My husband and I have been married for five years with one kid but she is not his child. People might throw stones at me for this but I have my own reasons which are a result of my childhood.
My husband and I have been married for five years with one kid but she is not his child. People might throw stones at me for this but I have my own reasons which are a result of my childhood. My dad passed away when I was still young and my mum soon followed during the Genocide. In my family, my grandmother and I are the only people who survived. I stayed with her during my first year as a teenager but soon realised that I had to start fending for myself.
During my high school years, guys constantly hit on me – even older men. It soon occurred to me that I was beautiful and thought that if I was to survive, my beauty would be my yardstick. In my senior six I was hanging out with men old enough to be my father. My body grew fast and I looked older than my actual age.

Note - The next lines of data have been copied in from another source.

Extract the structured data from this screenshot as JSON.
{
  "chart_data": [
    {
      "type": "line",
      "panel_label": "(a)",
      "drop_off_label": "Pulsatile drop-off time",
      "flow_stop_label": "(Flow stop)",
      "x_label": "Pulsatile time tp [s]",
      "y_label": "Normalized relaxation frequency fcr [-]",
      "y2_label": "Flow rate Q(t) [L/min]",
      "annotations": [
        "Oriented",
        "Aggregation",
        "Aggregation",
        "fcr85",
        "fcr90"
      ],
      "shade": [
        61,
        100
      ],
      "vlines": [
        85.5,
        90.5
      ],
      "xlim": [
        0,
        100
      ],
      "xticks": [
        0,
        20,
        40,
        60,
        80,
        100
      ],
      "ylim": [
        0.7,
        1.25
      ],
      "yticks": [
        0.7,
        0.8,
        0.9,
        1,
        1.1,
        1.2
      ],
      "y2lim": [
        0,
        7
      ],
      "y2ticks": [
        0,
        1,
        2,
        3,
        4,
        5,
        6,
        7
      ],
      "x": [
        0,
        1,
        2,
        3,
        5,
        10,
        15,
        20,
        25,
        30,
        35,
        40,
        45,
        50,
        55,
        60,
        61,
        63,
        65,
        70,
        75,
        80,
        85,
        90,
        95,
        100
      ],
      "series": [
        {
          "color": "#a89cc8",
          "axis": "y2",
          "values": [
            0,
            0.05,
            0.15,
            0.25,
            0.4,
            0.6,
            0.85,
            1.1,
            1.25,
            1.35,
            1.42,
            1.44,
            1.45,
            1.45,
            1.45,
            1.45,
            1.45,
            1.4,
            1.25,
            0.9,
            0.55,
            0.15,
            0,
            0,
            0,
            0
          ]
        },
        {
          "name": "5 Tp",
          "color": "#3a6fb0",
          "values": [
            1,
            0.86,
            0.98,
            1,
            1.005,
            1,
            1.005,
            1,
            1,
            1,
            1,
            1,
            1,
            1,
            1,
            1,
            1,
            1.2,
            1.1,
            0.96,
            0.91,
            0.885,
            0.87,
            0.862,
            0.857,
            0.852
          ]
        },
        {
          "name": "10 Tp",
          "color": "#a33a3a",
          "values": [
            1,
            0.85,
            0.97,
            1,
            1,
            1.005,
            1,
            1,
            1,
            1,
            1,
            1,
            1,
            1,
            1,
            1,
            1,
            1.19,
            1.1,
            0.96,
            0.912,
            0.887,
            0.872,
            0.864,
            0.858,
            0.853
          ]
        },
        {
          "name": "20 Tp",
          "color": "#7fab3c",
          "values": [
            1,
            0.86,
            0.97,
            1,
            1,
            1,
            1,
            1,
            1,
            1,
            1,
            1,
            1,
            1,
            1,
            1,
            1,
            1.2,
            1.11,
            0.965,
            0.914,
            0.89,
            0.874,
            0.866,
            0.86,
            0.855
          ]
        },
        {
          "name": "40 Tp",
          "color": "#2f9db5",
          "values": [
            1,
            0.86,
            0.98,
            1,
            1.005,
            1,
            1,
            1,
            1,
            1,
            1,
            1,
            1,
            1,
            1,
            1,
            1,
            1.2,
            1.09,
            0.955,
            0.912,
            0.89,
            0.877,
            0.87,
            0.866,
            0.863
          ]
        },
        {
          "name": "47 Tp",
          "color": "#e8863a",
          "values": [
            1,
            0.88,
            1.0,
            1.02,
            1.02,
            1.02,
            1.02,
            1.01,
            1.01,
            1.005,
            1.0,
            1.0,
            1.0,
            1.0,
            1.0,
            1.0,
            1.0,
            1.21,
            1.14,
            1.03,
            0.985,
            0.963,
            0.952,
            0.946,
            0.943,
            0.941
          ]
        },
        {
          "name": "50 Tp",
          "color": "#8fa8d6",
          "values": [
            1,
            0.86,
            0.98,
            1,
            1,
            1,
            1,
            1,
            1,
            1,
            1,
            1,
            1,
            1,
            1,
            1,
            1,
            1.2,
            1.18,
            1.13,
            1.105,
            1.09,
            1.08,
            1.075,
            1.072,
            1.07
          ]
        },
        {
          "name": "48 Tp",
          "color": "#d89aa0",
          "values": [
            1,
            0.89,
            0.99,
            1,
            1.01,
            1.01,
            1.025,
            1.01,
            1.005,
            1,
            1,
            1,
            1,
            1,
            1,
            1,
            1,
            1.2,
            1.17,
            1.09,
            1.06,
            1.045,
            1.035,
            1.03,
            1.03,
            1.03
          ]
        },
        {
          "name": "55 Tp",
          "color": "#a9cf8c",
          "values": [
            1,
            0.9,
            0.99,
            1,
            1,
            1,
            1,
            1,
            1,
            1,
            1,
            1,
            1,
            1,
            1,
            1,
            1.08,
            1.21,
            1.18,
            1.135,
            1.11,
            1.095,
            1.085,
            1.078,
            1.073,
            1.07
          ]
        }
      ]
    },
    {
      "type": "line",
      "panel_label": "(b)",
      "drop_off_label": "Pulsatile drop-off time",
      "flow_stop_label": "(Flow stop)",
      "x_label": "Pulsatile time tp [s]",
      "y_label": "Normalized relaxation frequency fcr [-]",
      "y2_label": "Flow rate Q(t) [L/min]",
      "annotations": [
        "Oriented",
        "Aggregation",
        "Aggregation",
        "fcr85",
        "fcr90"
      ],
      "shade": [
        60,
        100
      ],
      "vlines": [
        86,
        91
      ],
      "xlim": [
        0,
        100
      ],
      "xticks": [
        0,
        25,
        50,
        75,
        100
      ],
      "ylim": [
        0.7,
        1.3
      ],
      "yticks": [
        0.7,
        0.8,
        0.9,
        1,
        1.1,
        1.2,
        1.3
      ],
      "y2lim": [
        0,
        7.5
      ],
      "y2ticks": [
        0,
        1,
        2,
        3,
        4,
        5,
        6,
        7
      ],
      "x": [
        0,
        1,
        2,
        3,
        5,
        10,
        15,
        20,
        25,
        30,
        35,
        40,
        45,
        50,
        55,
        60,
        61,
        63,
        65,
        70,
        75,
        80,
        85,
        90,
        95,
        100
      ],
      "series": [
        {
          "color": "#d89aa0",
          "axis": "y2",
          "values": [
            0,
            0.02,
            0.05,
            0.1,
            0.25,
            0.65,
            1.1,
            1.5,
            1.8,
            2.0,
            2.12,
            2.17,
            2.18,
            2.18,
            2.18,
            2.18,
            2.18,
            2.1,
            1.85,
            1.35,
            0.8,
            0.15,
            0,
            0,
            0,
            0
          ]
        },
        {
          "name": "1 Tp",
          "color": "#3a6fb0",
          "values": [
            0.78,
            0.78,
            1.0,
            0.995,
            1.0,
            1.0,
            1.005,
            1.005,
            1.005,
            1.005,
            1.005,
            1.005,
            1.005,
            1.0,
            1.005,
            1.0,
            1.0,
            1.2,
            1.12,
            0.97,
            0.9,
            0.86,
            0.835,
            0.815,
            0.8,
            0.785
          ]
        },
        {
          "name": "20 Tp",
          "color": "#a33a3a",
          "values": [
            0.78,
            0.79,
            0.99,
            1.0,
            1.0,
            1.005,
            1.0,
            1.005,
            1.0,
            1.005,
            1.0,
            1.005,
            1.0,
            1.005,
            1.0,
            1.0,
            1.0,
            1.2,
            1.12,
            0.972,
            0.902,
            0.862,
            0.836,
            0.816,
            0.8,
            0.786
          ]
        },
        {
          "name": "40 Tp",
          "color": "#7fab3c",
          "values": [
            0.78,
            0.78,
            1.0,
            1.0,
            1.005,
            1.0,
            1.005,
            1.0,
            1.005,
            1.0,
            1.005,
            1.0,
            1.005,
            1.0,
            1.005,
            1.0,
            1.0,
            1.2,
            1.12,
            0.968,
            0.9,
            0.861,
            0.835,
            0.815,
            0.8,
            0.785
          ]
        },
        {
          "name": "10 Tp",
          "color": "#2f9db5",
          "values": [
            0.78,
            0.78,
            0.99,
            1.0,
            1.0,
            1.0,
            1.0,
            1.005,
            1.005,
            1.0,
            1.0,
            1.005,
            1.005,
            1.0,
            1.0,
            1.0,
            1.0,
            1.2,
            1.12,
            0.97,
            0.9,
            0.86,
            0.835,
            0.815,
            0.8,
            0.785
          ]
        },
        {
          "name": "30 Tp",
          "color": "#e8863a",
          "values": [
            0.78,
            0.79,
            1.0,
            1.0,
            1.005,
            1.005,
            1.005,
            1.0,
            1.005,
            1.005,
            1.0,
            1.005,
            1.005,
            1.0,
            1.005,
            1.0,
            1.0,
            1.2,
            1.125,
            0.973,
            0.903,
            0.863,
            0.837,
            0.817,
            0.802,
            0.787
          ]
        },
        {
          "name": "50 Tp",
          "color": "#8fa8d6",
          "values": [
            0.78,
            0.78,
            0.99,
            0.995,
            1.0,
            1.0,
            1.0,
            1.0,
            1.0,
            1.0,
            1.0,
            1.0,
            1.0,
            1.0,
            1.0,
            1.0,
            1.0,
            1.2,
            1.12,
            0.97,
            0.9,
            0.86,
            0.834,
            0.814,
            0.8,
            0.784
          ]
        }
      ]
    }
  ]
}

After secondary, I didn’t see myself joining university because of inadequate finances and my job at the time wasn’t sufficient enough to get me through university yet I was looking after my grandmother. So, how did I make it? I used my beauty to get to the top and as a fast learner, it wasn’t hard grasping office assignments but all these promotions came as a result of sleeping my way to the top.
At some point, a boss who wanted quality time with me without fear of being nabbed bought me a three bedroom house. Some of my bosses would give me more money than I was earning. This gave me an opportunity to look after my grandmother who was constantly inquisitive about the source of my income considering I was a secondary school drop-out.
In 2003, I met a very generous man who was willing to marry me. He was very rich and extremely hardworking but there was one-catch; I’m sorry to say but he was ugly. With all his riches and generosity I figured I had nothing to lose since most of the guys I was interested in didn’t seem ready to settle. We arranged a wedding and soon we walked down the aisle.
When the issue of getting a baby came up, I couldn’t stand my children looking as ugly as my husband. Every time we would try to get a baby, I would make sure I swallow a Postinor tablet immediately but would later have unprotected sex with an ex-boyfriend; he is handsome and kind-of-dark like my husband. I got pregnant and gave birth to a beautiful baby girl. My husband loves this child so much that at times it hurts me that the child is not his.
My husband has never suspected anything. My girl is three years now and she is growing into a beautiful girl. As they say, "The end will justify the means”.